音の伸び方や余韻、そういった部分での味わいなど、そういった要素にピンと来ない部分があると言うのも、頷けるところがある。
そしてそれと言うのは、ソリストに限定された感覚ではないとも思う。
ジェマーソンの研究を深く行っていた、それに合わせて機材も独自に厳選、そんな晩年の福田さんのスタイルを考えてみても、絶妙な歪みや音の膨らみを求めていたのは明らかではないかと。

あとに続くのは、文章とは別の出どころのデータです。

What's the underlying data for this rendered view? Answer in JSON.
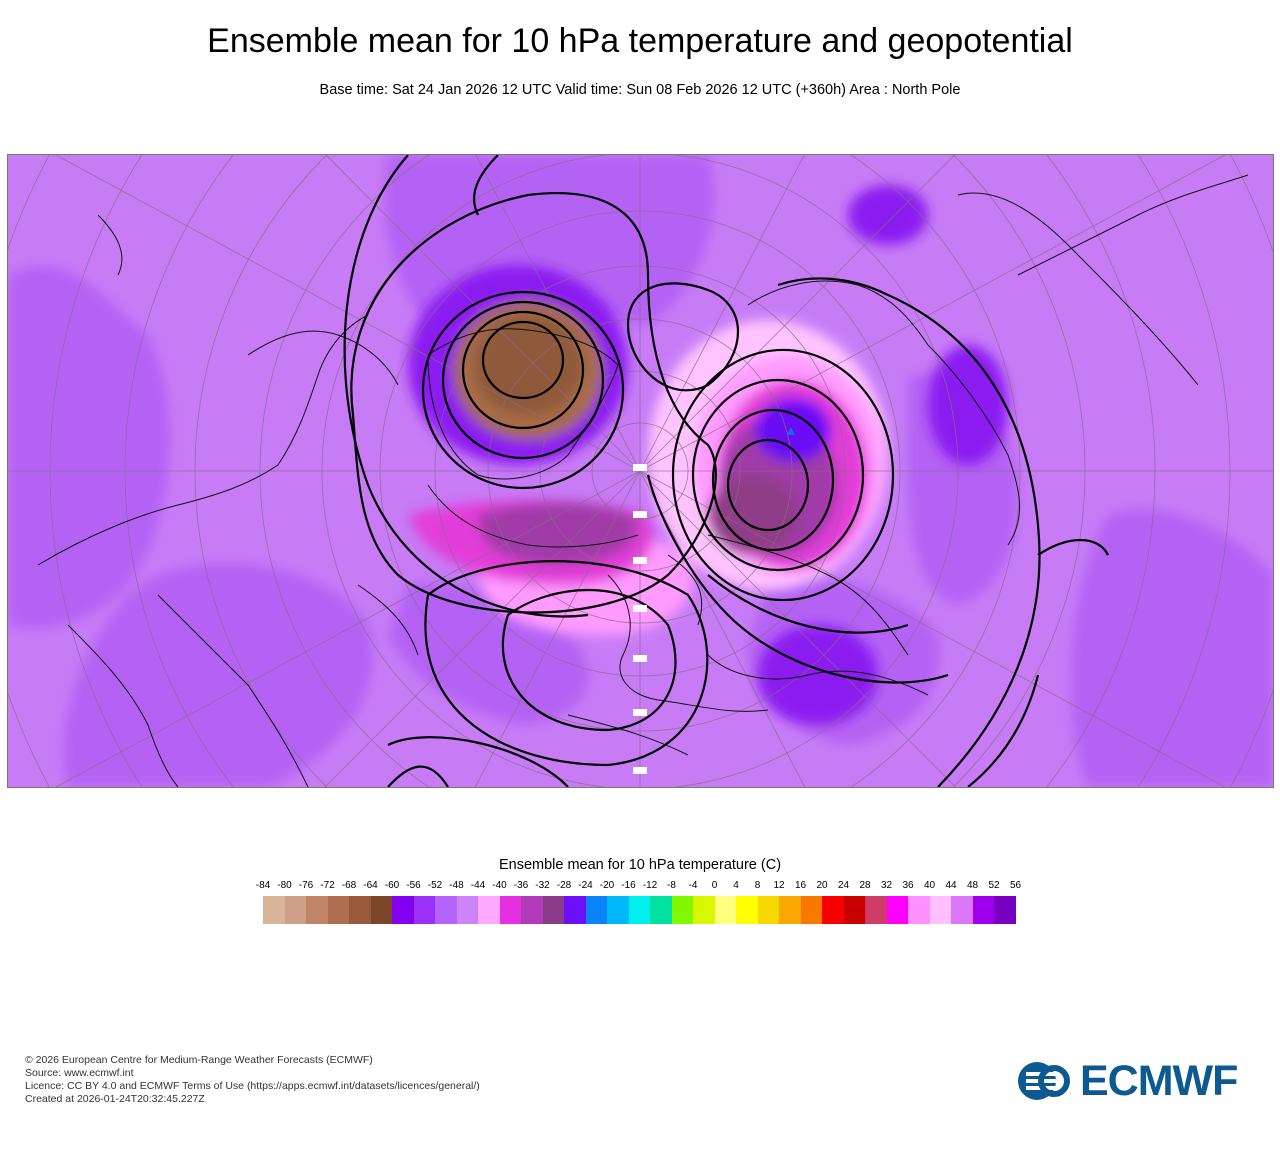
{
  "header": {
    "title": "Ensemble mean for 10 hPa temperature and geopotential",
    "subtitle": "Base time: Sat 24 Jan 2026 12 UTC Valid time: Sun 08 Feb 2026 12 UTC (+360h) Area : North Pole"
  },
  "map": {
    "background_color": "#c77cf6",
    "fill_colors": {
      "light_violet": "#d890fa",
      "violet": "#b462f4",
      "deep_purple": "#8b1ef0",
      "brown_dark": "#8f5a3a",
      "brown": "#a86c44",
      "pink": "#ff9bff",
      "light_pink": "#ffc4ff",
      "magenta": "#e23cd8",
      "dark_magenta": "#a03aa8",
      "plum": "#8e3d86",
      "blue_violet": "#6a10f5",
      "blue": "#0a6ff0"
    }
  },
  "legend": {
    "title": "Ensemble mean for 10 hPa temperature (C)",
    "ticks": [
      "-84",
      "-80",
      "-76",
      "-72",
      "-68",
      "-64",
      "-60",
      "-56",
      "-52",
      "-48",
      "-44",
      "-40",
      "-36",
      "-32",
      "-28",
      "-24",
      "-20",
      "-16",
      "-12",
      "-8",
      "-4",
      "0",
      "4",
      "8",
      "12",
      "16",
      "20",
      "24",
      "28",
      "32",
      "36",
      "40",
      "44",
      "48",
      "52",
      "56"
    ],
    "colors": [
      "#d8b498",
      "#cc9f86",
      "#c08468",
      "#b26e50",
      "#9a5a3a",
      "#7c4628",
      "#8400f0",
      "#9b30f8",
      "#b464f8",
      "#cc84f8",
      "#ffa8ff",
      "#e430e0",
      "#b03ab8",
      "#8a3c88",
      "#6c10f8",
      "#0a84f8",
      "#00b8f8",
      "#00f0f0",
      "#00e0a0",
      "#80f800",
      "#d8f800",
      "#ffff80",
      "#ffff00",
      "#f8d800",
      "#f8a800",
      "#f87800",
      "#f80000",
      "#c80000",
      "#d03c68",
      "#ff00ff",
      "#ff90ff",
      "#ffc0ff",
      "#dc78f8",
      "#a000f0",
      "#7800c0"
    ]
  },
  "credits": {
    "line1": "© 2026 European Centre for Medium-Range Weather Forecasts (ECMWF)",
    "line2": "Source: www.ecmwf.int",
    "line3": "Licence: CC BY 4.0 and ECMWF Terms of Use (https://apps.ecmwf.int/datasets/licences/general/)",
    "line4": "Created at 2026-01-24T20:32:45.227Z"
  },
  "logo": {
    "text": "ECMWF",
    "color": "#0c5a8f"
  }
}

そこで安易にビンテージ機材に行かない、あくまでオリジナルにこだわったのが、本当に素晴らしい。その姿勢をやはり、尊敬してやまない。
ただ、考えたい事はある。
そこに今は興味を持っている。
【雑感】
こうして考えてみると結構あるもんじゃないか、興味が湧いてくる事も多くて面白い。
「それなら違うアンプ使えよ!」ってのまぁ、その通りだとは思うし、HAに求めるところじゃないと言うのも確か。

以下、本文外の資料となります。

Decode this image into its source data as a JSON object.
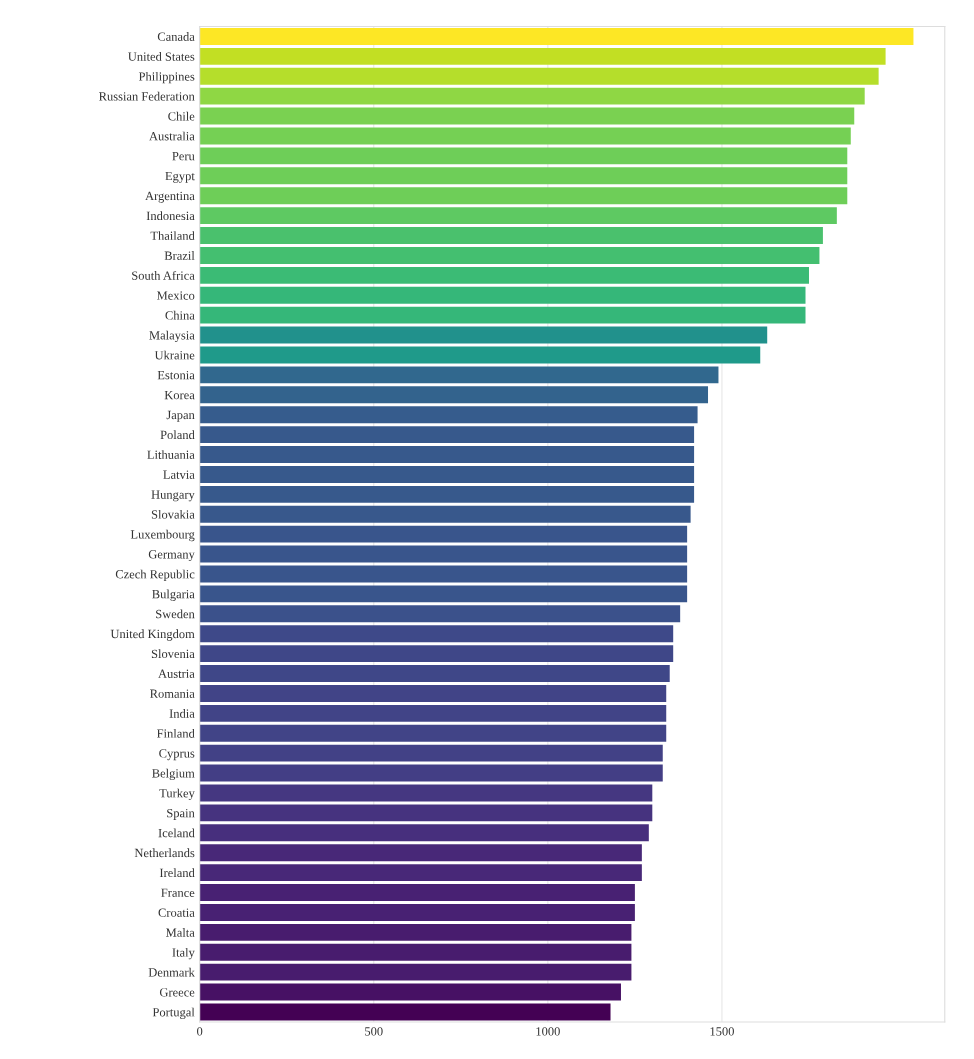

ただ、その「求めるところじゃない」って感覚が事実としてあるのが、重要なポイントな気がする。
そこについて考えてみると、また一つ根本的な問題が見えてくる。
要するに、タッチ単独で音が作られるのではない、いくら大事な基礎だ重要だと言っても、それだけで全ての解決が出来るわけじゃない、手を出すには困難な面も多くある、その実感ができる。

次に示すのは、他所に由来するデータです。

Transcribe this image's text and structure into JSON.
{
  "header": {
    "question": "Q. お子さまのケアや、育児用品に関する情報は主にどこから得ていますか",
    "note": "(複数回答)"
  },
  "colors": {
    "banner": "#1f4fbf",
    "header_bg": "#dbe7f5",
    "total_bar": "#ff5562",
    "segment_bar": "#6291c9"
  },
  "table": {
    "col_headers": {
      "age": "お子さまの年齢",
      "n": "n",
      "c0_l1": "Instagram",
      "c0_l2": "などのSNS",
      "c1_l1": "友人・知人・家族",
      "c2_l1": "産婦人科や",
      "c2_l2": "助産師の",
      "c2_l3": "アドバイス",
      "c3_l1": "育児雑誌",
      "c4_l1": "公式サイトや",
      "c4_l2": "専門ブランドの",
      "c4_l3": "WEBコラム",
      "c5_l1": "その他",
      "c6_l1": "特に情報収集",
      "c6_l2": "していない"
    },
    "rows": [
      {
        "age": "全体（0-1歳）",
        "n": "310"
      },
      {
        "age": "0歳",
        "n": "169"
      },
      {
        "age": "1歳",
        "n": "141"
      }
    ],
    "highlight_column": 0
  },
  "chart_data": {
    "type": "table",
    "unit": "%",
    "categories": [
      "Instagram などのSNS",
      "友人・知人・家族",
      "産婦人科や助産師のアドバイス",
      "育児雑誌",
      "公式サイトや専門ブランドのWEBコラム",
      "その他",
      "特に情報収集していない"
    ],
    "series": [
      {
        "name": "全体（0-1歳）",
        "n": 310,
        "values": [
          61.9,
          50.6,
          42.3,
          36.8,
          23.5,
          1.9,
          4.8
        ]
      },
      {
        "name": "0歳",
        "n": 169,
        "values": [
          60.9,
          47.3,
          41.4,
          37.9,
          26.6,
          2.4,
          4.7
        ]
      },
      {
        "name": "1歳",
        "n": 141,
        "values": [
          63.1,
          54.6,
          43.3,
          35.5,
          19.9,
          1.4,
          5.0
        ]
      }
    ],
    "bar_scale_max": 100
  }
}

クリーンそのものな特性と反応、その素晴らしさと恩恵をずっと受けてきた一方、それだけじゃ実現できないものへの理解、感覚が自分の中で希薄だったんじゃないかと思えてくる。
しかし、そうなってしまった要因として、多くの楽器用機材のそれに不満を抱いていた、納得できる物がなかった、その事実を無視するわけにはいかない。
こんなのを通すぐらいだったらHA直の方がいい.....何も通さない方がよっぽど良い.....音色は変わるけど全てが駄目になる......そんな事を多く味わい、絶望もしてきた。
だからこそ今、ジラウドを弾いているのだと、そこを安易に認識し始めたり、忘れてしまったら、また不毛な堂々巡りである。
JFDT-HAの先を考える...... テーマとして面白いし、自分でもめちゃくちゃ興味湧くけど、やはりと言うかまぁ、とんでもない難題だと改めて痛感する。
でも本当、イメージとしては持っておきたいし、刻んでおいて損は無いと思う。
HA単独では実現できない事がある。手が届かないところがある。つまりは、それだけまだ発掘してない部分がある、楽しみが眠ってるって事だ。
メタルをやろうが、歪みを求めようが、福田さんは本気で接してくれた。全く好みでない事だろうと、否定な感が強くなろうと、自己の確立、意志を尊重してくれた。
ジラウドだけが絶対の真実?絶対の結論?先に進む事、求める要素などもう存在しない?それだけ見てればもう全て解決?満足して終えるべき?
そんな風に染まってしまいそうな価値観を自ら切り崩してきた、前に進み続けたのも、あの人の偉大なる姿なんじゃないか、自分は強く感じる。
長くお世話になったからこそ、現実逃避的な依存はしたくないし、盲目的信仰を持つ気なども無い。そんな自己の放棄や思考停止は失礼にあたる。
可能性、希望、常に秘めておきたい。